Não por acaso, outra notícia, mais recente, foi a de ele ter ganho o Prêmio Diógenes 2013, atribuído pela Cão Celeste, em virtude de seu último livro de poesia, De nada. Ele o aceitou. É um prêmio dado por poetas e editores comprometidos com esse gênero, e não algo como o prêmio da LER, que Vitor Silva Tavares com razão recusou.
Aqui está o anúncio; o júri, que foi unânime, compôs-se de Luís Miguel Queirós, Rosa Maria Martelo e Rui Caeiro: http://ocaoceleste.blogspot.pt/2013/11/premio-nacional-de-poesia-diogenes-2012.html
Pimenta me enviou o texto de agradecimento, que é um primor. Diógenes, por sinal, é um dos personagens preferidos de sua poesia (e que não lhe deixa de lhe estar próximo em atitude em relação ao poder), e deu as caras ainda no último livro: http://opalcoeomundo.blogspot.com.br/2013/02/alberto-pimenta-e-de-nada-ou-revolucao.html
Depois das páginas de considerações sobre Diógenes, que, imagino, serão logo publicadas (na Cão Celeste, talvez?), Pimenta relativiza os prêmios, inclusive o Nobel. Em seguida, imagina esta resposta, orgânica, aos que se manifestarem, por um motivo ou outro, contra o fato de ele ter aceitado a distinção, e que bem pode se aplicar àqueles que preferem ignorar sua obra:


E agora ... agora estou a antever os blogues: "Pimenta afinal também recebe prémios, não se pode acreditar mesmo em ninguém!" Ou o contrário, que não sei bem o que é. Talvez: " Mas o raio da forma como ele agradeceu! Que é que esperavam?"

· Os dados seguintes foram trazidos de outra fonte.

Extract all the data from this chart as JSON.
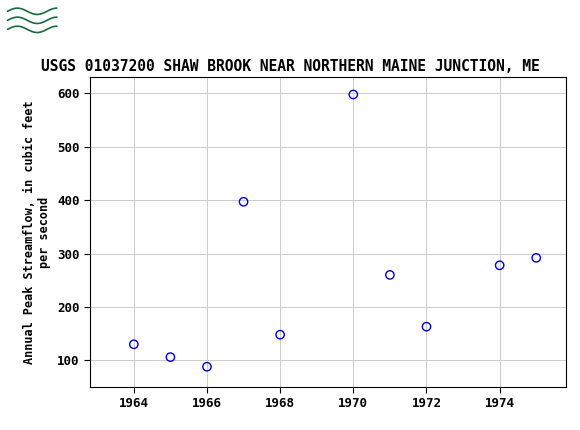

César Rendueles, no seu recente livro "Sociofobia" diz que a Internet é um zoo (isto soa-me!), um zoo em ruínas onde se conservam, já muito gastos, os velhos problemas que nos afligem, que nós achamos melhor não encarar de frente... é como os psicofármacos: ninguém confunde o bem-estar que dá o Prozac com uma vida plena, mas ele ajuda a ir aguentando, seja qual for o dano que produz.
Portanto, digo eu agora (com Vergílio, se a memória me não falha), quotquot nautae in gurgite vasto, façam o gosto ao dedo, que outra coisa é utopia.